Metro 2033
If you play videogames, there are things you’ve probably done an inordinate number of times, like storming the beaches of Normandy, defending the rebel base on Hoth and tripped AT-ATs, and wandering a holocaust-stricken landscape, shooting mutants and wearing a gas mask. There’s also a good chance you’ve spoken with a Russian accent. This familiarity is what makes A4 Games’ Metro 2033 so easy to overlook. Well, that and the way it plays.
Based on Dmitry Glukhovsky’s cult novel of the same name, Metro 2033 is a story-heavy post-apocalyptic shooter in Half-Life mold. From the first-person perspective, you’re guided along a narrow path dictated by triggered scenes and dialogs. You are Artyom, a 20-year-old man who was an infant when the world ended, forcing the people of Moscow to live underground. One day, your father gets a visit from his friend Hunter, a Ranger from the opposite end of the Metro settlements. Hunter helps you defend your home station, Exhibition, from marauding mutants (gray beasts that look the evil gorillas from Congo) and the Dark Ones, evolved humans looking to wipe out the last surviving homo sapiens. Hunter charges you with traveling to the Ranger base Polis to solicit help in saving Exhibition from the Dark Ones threat. Then you’re off on a one-way trip across the train system.

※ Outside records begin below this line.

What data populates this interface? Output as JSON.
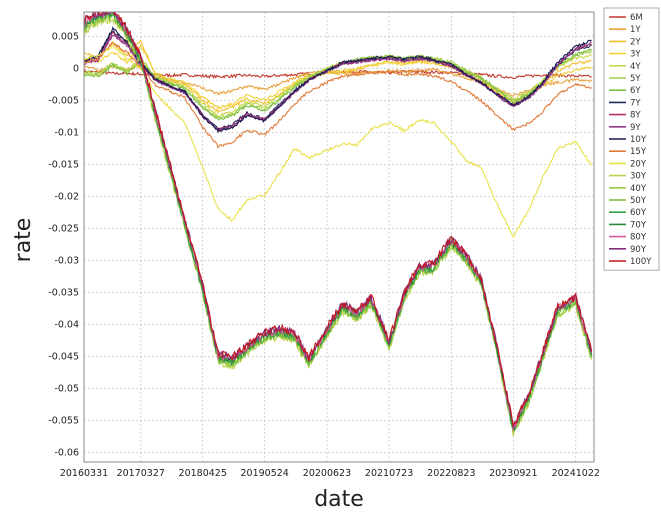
{
  "chart_data": {
    "type": "line",
    "xlabel": "date",
    "ylabel": "rate",
    "ylim": [
      -0.0615,
      0.0088
    ],
    "yticks": [
      0.005,
      0,
      -0.005,
      -0.01,
      -0.015,
      -0.02,
      -0.025,
      -0.03,
      -0.035,
      -0.04,
      -0.045,
      -0.05,
      -0.055,
      -0.06
    ],
    "ytick_labels": [
      "0.005",
      "0",
      "-0.005",
      "-0.01",
      "-0.015",
      "-0.02",
      "-0.025",
      "-0.03",
      "-0.035",
      "-0.04",
      "-0.045",
      "-0.05",
      "-0.055",
      "-0.06"
    ],
    "x_dates": [
      "2016-03-31",
      "2016-06-30",
      "2016-09-30",
      "2016-12-31",
      "2017-03-27",
      "2017-06-30",
      "2017-09-30",
      "2017-12-31",
      "2018-04-25",
      "2018-07-31",
      "2018-10-31",
      "2019-01-31",
      "2019-05-24",
      "2019-08-31",
      "2019-11-30",
      "2020-02-29",
      "2020-06-23",
      "2020-09-30",
      "2020-12-31",
      "2021-03-31",
      "2021-07-23",
      "2021-10-31",
      "2022-01-31",
      "2022-04-30",
      "2022-08-23",
      "2022-11-30",
      "2023-02-28",
      "2023-05-31",
      "2023-09-21",
      "2023-12-31",
      "2024-03-31",
      "2024-06-30",
      "2024-10-22",
      "2025-01-31"
    ],
    "xticks": [
      "20160331",
      "20170327",
      "20180425",
      "20190524",
      "20200623",
      "20210723",
      "20220823",
      "20230921",
      "20241022"
    ],
    "grid": true,
    "legend_placement": "right",
    "series": [
      {
        "name": "6M",
        "color": "#c0392b",
        "values": [
          -0.0005,
          -0.0006,
          -0.0008,
          -0.0008,
          -0.0009,
          -0.001,
          -0.0011,
          -0.001,
          -0.0012,
          -0.0013,
          -0.0012,
          -0.0011,
          -0.0013,
          -0.0011,
          -0.001,
          -0.0008,
          -0.0006,
          -0.0005,
          -0.0005,
          -0.0006,
          -0.0007,
          -0.0005,
          -0.0005,
          -0.0006,
          -0.0007,
          -0.0008,
          -0.001,
          -0.0012,
          -0.0014,
          -0.0012,
          -0.001,
          -0.0011,
          -0.0012,
          -0.0013
        ]
      },
      {
        "name": "1Y",
        "color": "#e8a33d",
        "values": [
          0.0005,
          -0.0004,
          0.0003,
          -0.0002,
          0.0004,
          -0.0012,
          -0.0018,
          -0.0022,
          -0.0031,
          -0.004,
          -0.0035,
          -0.0028,
          -0.0033,
          -0.0024,
          -0.0015,
          -0.0008,
          -0.0005,
          -0.0006,
          -0.0007,
          -0.0006,
          -0.0004,
          -0.0005,
          -0.0003,
          -0.0002,
          -0.0008,
          -0.0016,
          -0.0021,
          -0.0031,
          -0.0042,
          -0.0035,
          -0.0026,
          -0.0022,
          -0.0018,
          -0.002
        ]
      },
      {
        "name": "2Y",
        "color": "#f0c02e",
        "values": [
          0.0025,
          0.0015,
          0.004,
          0.002,
          0.0042,
          -0.0012,
          -0.0018,
          -0.0025,
          -0.005,
          -0.0068,
          -0.006,
          -0.0048,
          -0.0055,
          -0.004,
          -0.0025,
          -0.0012,
          -0.0008,
          -0.0008,
          -0.0002,
          0.0005,
          0.001,
          0.0008,
          0.0012,
          0.001,
          0.0005,
          -0.001,
          -0.0018,
          -0.0035,
          -0.0055,
          -0.004,
          -0.0022,
          -0.0005,
          0.0008,
          0.0012
        ]
      },
      {
        "name": "3Y",
        "color": "#f2d33a",
        "values": [
          0.0015,
          0.001,
          0.0025,
          0.001,
          0.0035,
          -0.0008,
          -0.0016,
          -0.0022,
          -0.0045,
          -0.0062,
          -0.0055,
          -0.0042,
          -0.005,
          -0.0035,
          -0.0022,
          -0.0012,
          -0.0006,
          -0.0004,
          0.0,
          0.0004,
          0.0008,
          0.0006,
          0.001,
          0.0008,
          0.0002,
          -0.0012,
          -0.002,
          -0.0036,
          -0.0052,
          -0.0042,
          -0.0026,
          -0.0012,
          -0.0002,
          0.0002
        ]
      },
      {
        "name": "4Y",
        "color": "#c8d84e",
        "values": [
          -0.0008,
          -0.001,
          0.0005,
          -0.0006,
          0.0012,
          -0.0014,
          -0.0022,
          -0.0028,
          -0.0055,
          -0.0075,
          -0.0068,
          -0.0052,
          -0.006,
          -0.0042,
          -0.0026,
          -0.0012,
          0.0,
          0.0008,
          0.0012,
          0.0016,
          0.0018,
          0.0014,
          0.0018,
          0.0015,
          0.0008,
          -0.0006,
          -0.0016,
          -0.0032,
          -0.0048,
          -0.0036,
          -0.0018,
          0.0002,
          0.0016,
          0.002
        ]
      },
      {
        "name": "5Y",
        "color": "#a8cf4a",
        "values": [
          -0.0005,
          -0.0008,
          0.0008,
          -0.0004,
          0.0015,
          -0.0014,
          -0.0023,
          -0.003,
          -0.006,
          -0.0078,
          -0.0072,
          -0.0055,
          -0.0064,
          -0.0046,
          -0.0028,
          -0.0014,
          0.0,
          0.001,
          0.0014,
          0.0018,
          0.0019,
          0.0016,
          0.002,
          0.0016,
          0.001,
          -0.0004,
          -0.0014,
          -0.003,
          -0.005,
          -0.0038,
          -0.002,
          0.0004,
          0.002,
          0.0026
        ]
      },
      {
        "name": "6Y",
        "color": "#7cc142",
        "values": [
          -0.001,
          -0.0012,
          0.0005,
          -0.0008,
          0.0012,
          -0.0016,
          -0.0025,
          -0.0032,
          -0.0062,
          -0.008,
          -0.0074,
          -0.0058,
          -0.0066,
          -0.0048,
          -0.003,
          -0.0016,
          -0.0002,
          0.0008,
          0.0012,
          0.0016,
          0.0018,
          0.0015,
          0.0018,
          0.0015,
          0.0008,
          -0.0006,
          -0.0016,
          -0.0032,
          -0.0052,
          -0.004,
          -0.002,
          0.0004,
          0.0022,
          0.003
        ]
      },
      {
        "name": "7Y",
        "color": "#1f2f5f",
        "values": [
          0.0012,
          0.0018,
          0.0058,
          0.004,
          0.0008,
          -0.0018,
          -0.0028,
          -0.0036,
          -0.0072,
          -0.0095,
          -0.0088,
          -0.007,
          -0.0078,
          -0.0056,
          -0.0035,
          -0.0018,
          -0.0004,
          0.0008,
          0.001,
          0.0014,
          0.0016,
          0.0012,
          0.0016,
          0.0012,
          0.0004,
          -0.001,
          -0.0022,
          -0.0038,
          -0.0058,
          -0.0044,
          -0.0022,
          0.0006,
          0.0028,
          0.0036
        ]
      },
      {
        "name": "8Y",
        "color": "#b0306a",
        "values": [
          0.001,
          0.0015,
          0.0055,
          0.0038,
          0.0006,
          -0.0018,
          -0.0028,
          -0.0037,
          -0.0074,
          -0.0096,
          -0.009,
          -0.0072,
          -0.008,
          -0.0058,
          -0.0036,
          -0.0018,
          -0.0004,
          0.0008,
          0.001,
          0.0013,
          0.0015,
          0.0012,
          0.0015,
          0.0012,
          0.0004,
          -0.0011,
          -0.0023,
          -0.0039,
          -0.0059,
          -0.0045,
          -0.0023,
          0.0006,
          0.003,
          0.0038
        ]
      },
      {
        "name": "9Y",
        "color": "#8e3a8e",
        "values": [
          0.0008,
          0.0013,
          0.0052,
          0.0036,
          0.0005,
          -0.0019,
          -0.0029,
          -0.0038,
          -0.0075,
          -0.0097,
          -0.0091,
          -0.0073,
          -0.0081,
          -0.0059,
          -0.0037,
          -0.0019,
          -0.0005,
          0.0007,
          0.001,
          0.0013,
          0.0015,
          0.0012,
          0.0015,
          0.0012,
          0.0004,
          -0.0011,
          -0.0023,
          -0.004,
          -0.006,
          -0.0046,
          -0.0024,
          0.0006,
          0.0031,
          0.004
        ]
      },
      {
        "name": "10Y",
        "color": "#1a1a4f",
        "values": [
          0.0012,
          0.002,
          0.0062,
          0.0042,
          0.0008,
          -0.0018,
          -0.0028,
          -0.0036,
          -0.0075,
          -0.0098,
          -0.0092,
          -0.0074,
          -0.0082,
          -0.0058,
          -0.0036,
          -0.0018,
          -0.0004,
          0.0009,
          0.0012,
          0.0016,
          0.0018,
          0.0014,
          0.0018,
          0.0014,
          0.0006,
          -0.001,
          -0.0022,
          -0.0038,
          -0.0058,
          -0.0044,
          -0.002,
          0.001,
          0.0034,
          0.0044
        ]
      },
      {
        "name": "15Y",
        "color": "#e07b39",
        "values": [
          0.001,
          0.0015,
          0.004,
          0.0025,
          0.0,
          -0.0026,
          -0.0036,
          -0.0046,
          -0.0092,
          -0.0122,
          -0.0116,
          -0.0096,
          -0.0104,
          -0.008,
          -0.0056,
          -0.0036,
          -0.0022,
          -0.0012,
          -0.001,
          -0.0007,
          -0.0006,
          -0.001,
          -0.0008,
          -0.0012,
          -0.002,
          -0.0036,
          -0.005,
          -0.0072,
          -0.0096,
          -0.0086,
          -0.0066,
          -0.004,
          -0.0025,
          -0.003
        ]
      },
      {
        "name": "20Y",
        "color": "#e9e04a",
        "values": [
          0.0015,
          0.002,
          0.0035,
          0.0015,
          0.0,
          -0.004,
          -0.0062,
          -0.0085,
          -0.0155,
          -0.022,
          -0.0238,
          -0.0205,
          -0.0198,
          -0.0162,
          -0.0125,
          -0.014,
          -0.0128,
          -0.0118,
          -0.012,
          -0.0095,
          -0.0085,
          -0.0098,
          -0.008,
          -0.0085,
          -0.0115,
          -0.0145,
          -0.0155,
          -0.0208,
          -0.0262,
          -0.022,
          -0.0168,
          -0.0125,
          -0.0115,
          -0.0152
        ]
      },
      {
        "name": "30Y",
        "color": "#bcd24a",
        "values": [
          0.0058,
          0.0072,
          0.0078,
          0.0048,
          0.0008,
          -0.008,
          -0.0165,
          -0.0248,
          -0.0352,
          -0.0458,
          -0.0465,
          -0.0445,
          -0.0425,
          -0.0418,
          -0.0425,
          -0.0465,
          -0.0418,
          -0.038,
          -0.0392,
          -0.037,
          -0.0438,
          -0.036,
          -0.032,
          -0.0318,
          -0.0278,
          -0.0305,
          -0.034,
          -0.0435,
          -0.0572,
          -0.052,
          -0.0452,
          -0.0385,
          -0.037,
          -0.0455
        ]
      },
      {
        "name": "40Y",
        "color": "#9acb44",
        "values": [
          0.0062,
          0.0075,
          0.0082,
          0.005,
          0.001,
          -0.0078,
          -0.0162,
          -0.0246,
          -0.035,
          -0.0456,
          -0.0463,
          -0.0443,
          -0.0423,
          -0.0416,
          -0.0423,
          -0.0463,
          -0.0416,
          -0.0378,
          -0.039,
          -0.0368,
          -0.0436,
          -0.0358,
          -0.0318,
          -0.0316,
          -0.0276,
          -0.0303,
          -0.0338,
          -0.0433,
          -0.057,
          -0.0518,
          -0.045,
          -0.0383,
          -0.0368,
          -0.0453
        ]
      },
      {
        "name": "50Y",
        "color": "#6fbb3d",
        "values": [
          0.0065,
          0.0078,
          0.0084,
          0.0052,
          0.0012,
          -0.0076,
          -0.016,
          -0.0244,
          -0.0348,
          -0.0454,
          -0.0461,
          -0.0441,
          -0.0421,
          -0.0414,
          -0.0421,
          -0.0461,
          -0.0414,
          -0.0376,
          -0.0388,
          -0.0366,
          -0.0434,
          -0.0356,
          -0.0316,
          -0.0314,
          -0.0274,
          -0.0301,
          -0.0336,
          -0.0431,
          -0.0568,
          -0.0516,
          -0.0448,
          -0.0381,
          -0.0366,
          -0.0451
        ]
      },
      {
        "name": "60Y",
        "color": "#3aa246",
        "values": [
          0.0068,
          0.008,
          0.0086,
          0.0054,
          0.0014,
          -0.0074,
          -0.0158,
          -0.0242,
          -0.0346,
          -0.0452,
          -0.0459,
          -0.0439,
          -0.0419,
          -0.0412,
          -0.0419,
          -0.0459,
          -0.0412,
          -0.0374,
          -0.0386,
          -0.0364,
          -0.0432,
          -0.0354,
          -0.0314,
          -0.0312,
          -0.0272,
          -0.0299,
          -0.0334,
          -0.0429,
          -0.0566,
          -0.0514,
          -0.0446,
          -0.0379,
          -0.0364,
          -0.0449
        ]
      },
      {
        "name": "70Y",
        "color": "#2b8a3a",
        "values": [
          0.007,
          0.0082,
          0.0088,
          0.0056,
          0.0016,
          -0.0072,
          -0.0156,
          -0.024,
          -0.0344,
          -0.045,
          -0.0457,
          -0.0437,
          -0.0417,
          -0.041,
          -0.0417,
          -0.0457,
          -0.041,
          -0.0372,
          -0.0384,
          -0.0362,
          -0.043,
          -0.0352,
          -0.0312,
          -0.031,
          -0.027,
          -0.0297,
          -0.0332,
          -0.0427,
          -0.0564,
          -0.0512,
          -0.0444,
          -0.0377,
          -0.0362,
          -0.0447
        ]
      },
      {
        "name": "80Y",
        "color": "#d85a9a",
        "values": [
          0.0072,
          0.0084,
          0.009,
          0.0058,
          0.0018,
          -0.007,
          -0.0154,
          -0.0238,
          -0.0342,
          -0.0448,
          -0.0455,
          -0.0435,
          -0.0415,
          -0.0408,
          -0.0415,
          -0.0455,
          -0.0408,
          -0.037,
          -0.0382,
          -0.036,
          -0.0428,
          -0.035,
          -0.031,
          -0.0308,
          -0.0268,
          -0.0295,
          -0.033,
          -0.0425,
          -0.0562,
          -0.051,
          -0.0442,
          -0.0375,
          -0.036,
          -0.0445
        ]
      },
      {
        "name": "90Y",
        "color": "#7d2e7d",
        "values": [
          0.0074,
          0.0086,
          0.0092,
          0.006,
          0.002,
          -0.0068,
          -0.0152,
          -0.0236,
          -0.034,
          -0.0446,
          -0.0453,
          -0.0433,
          -0.0413,
          -0.0406,
          -0.0413,
          -0.0453,
          -0.0406,
          -0.0368,
          -0.038,
          -0.0358,
          -0.0426,
          -0.0348,
          -0.0308,
          -0.0306,
          -0.0266,
          -0.0293,
          -0.0328,
          -0.0423,
          -0.056,
          -0.0508,
          -0.044,
          -0.0373,
          -0.0358,
          -0.0443
        ]
      },
      {
        "name": "100Y",
        "color": "#c4161c",
        "values": [
          0.0075,
          0.0087,
          0.0093,
          0.0061,
          0.0021,
          -0.0067,
          -0.0151,
          -0.0235,
          -0.0339,
          -0.0445,
          -0.0452,
          -0.0432,
          -0.0412,
          -0.0405,
          -0.0412,
          -0.0452,
          -0.0405,
          -0.0367,
          -0.0379,
          -0.0357,
          -0.0425,
          -0.0347,
          -0.0307,
          -0.0305,
          -0.0265,
          -0.0292,
          -0.0327,
          -0.0422,
          -0.0559,
          -0.0507,
          -0.0439,
          -0.0372,
          -0.0357,
          -0.0442
        ]
      }
    ]
  }
}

The premise and setting are far and away the game’s best parts. The Moscow Metro really was built to act as a massive nuclear fallout shelter for the entire city, and Metro 2033’s vision of the transit system fulfilling that role is, supernatural elements aside, convincing and engrossing. The few populated stations you visit are filled with non-player characters just going about their lives. The place feels lived-in. When you have to go to the surface, the frozen, dead city feels lonely and scary, even though it’s such a familiar image from other media. The opening and closing thirds of the game have settings worthwhile enough to help you slog through a boring middle that has you facing off against warring factions, the Reds and Nazis.
Here’s the problem: the shooting, the only real game in Metro 2033, is broken. Human and mutant enemies take tons of bullets to fell, and you often can’t tell you’re even hitting them. Mutants are fast and rush in close, which is a problem since there is no standard mêlée attack. (A4 and THQ tried to address this with an alternate control screen patched into the game at launch, letting you quickly access your knife. The knife is about as effective as a spork, even on the easiest difficulty.) The game is great when you’re quietly wandering the world, listening to yourself breathe in a failing gas mask, but great story and atmosphere aren’t enough to carry a game.